Ferner. Was geschieht, wenn, wie die radikalsten Experten vorhersagen, der Gipfel von 2008 überhaupt nicht stattfindet? Wiederum: Es wird nichts Wesentliches geschehen - außer der Tatsache, dass sich die G8 selbst über beide Aspekte ihrer Lage im System der Weltpolitik endlich klar wird.

Die Gründe dessen, was sich abspielt, liegen natürlich in der tiefen Krise nicht nur der G8 als solcher, sondern auch des Westens als eines politischen Ganzen, das als führende Kraft der weltweiten Entwicklung an Einfluss verliert. Die neuen führenden Kräfte - Indien, China - gehören der G8 nicht an, obwohl ihre höchsten Politiker nicht erst seit einem Jahr zu ihren Sitzungen als Gäste eingeladen werden. Russland steht hinsichtlich seiner Rolle in der Welt Indien oder China näher als den USA oder England, aber dank günstiger Umstände ist Russland Mitglied des Klubs, obwohl es in politischer Hinsicht seinen übrigen sieben Mitgliedern nicht näher gerückt ist und dies wohl auch kaum tun wird.

Eine Wahl steht bevor: entweder diesen Klub zum Rat aller realen führenden Kräfte der Weltwirtschaft zu erheben, zu diesem Zweck China und Indien (möglicherweise auch Südafrika und Brasilien) aufzunehmen und hierbei vom politischen Wesen des einen oder anderen Landes abzusehen. Dann ist Russlands Mitgliedschaft in diesem Klub eine Chance für die G8. Oder aber die G8 in das Gehirnzentrum des "Westens" im Kampf gegen die "Neulinge" der Weltwirtschaft umzuwandeln. Dann aber hat Russland darin nichts zu tun.

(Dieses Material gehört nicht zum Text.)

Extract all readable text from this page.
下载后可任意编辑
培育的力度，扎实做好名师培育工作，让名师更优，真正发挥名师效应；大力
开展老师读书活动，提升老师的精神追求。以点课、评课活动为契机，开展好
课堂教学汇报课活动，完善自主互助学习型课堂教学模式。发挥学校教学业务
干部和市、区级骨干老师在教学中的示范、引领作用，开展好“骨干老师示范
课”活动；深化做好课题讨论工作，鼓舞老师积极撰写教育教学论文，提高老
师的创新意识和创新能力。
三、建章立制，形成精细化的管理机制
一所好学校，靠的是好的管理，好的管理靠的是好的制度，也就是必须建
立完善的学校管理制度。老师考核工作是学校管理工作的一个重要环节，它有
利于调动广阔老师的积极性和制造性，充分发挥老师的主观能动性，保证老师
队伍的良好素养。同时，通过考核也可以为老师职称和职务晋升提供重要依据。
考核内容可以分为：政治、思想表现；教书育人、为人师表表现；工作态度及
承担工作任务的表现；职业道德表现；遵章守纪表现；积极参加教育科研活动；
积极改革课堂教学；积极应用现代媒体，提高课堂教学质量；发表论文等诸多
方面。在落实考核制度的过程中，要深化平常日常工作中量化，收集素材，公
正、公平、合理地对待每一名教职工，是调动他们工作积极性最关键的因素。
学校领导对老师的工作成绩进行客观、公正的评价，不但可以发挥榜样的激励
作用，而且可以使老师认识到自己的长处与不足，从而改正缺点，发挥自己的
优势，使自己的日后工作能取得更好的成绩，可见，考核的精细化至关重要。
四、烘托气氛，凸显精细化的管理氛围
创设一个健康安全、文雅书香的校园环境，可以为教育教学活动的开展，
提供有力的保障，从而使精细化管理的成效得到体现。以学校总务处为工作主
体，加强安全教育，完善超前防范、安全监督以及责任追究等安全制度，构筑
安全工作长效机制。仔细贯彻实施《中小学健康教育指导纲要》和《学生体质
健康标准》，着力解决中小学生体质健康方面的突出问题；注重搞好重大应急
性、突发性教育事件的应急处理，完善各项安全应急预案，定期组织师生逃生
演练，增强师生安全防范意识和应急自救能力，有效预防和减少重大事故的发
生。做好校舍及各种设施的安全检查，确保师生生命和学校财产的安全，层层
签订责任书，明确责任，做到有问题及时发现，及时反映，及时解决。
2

Beide Lösungen sind logisch. Inzwischen aber hängt die G8 genau in der Mitte zwischen diesen zwei Extremen, und eine solche Position ist schwerlich als logisch zu bezeichnen.

Doch das betrifft in keiner Weise die Probleme von Russlands Zukunft, über die Wladimir Putin in seiner Botschaft an die Föderalversammlung gesprochen hat.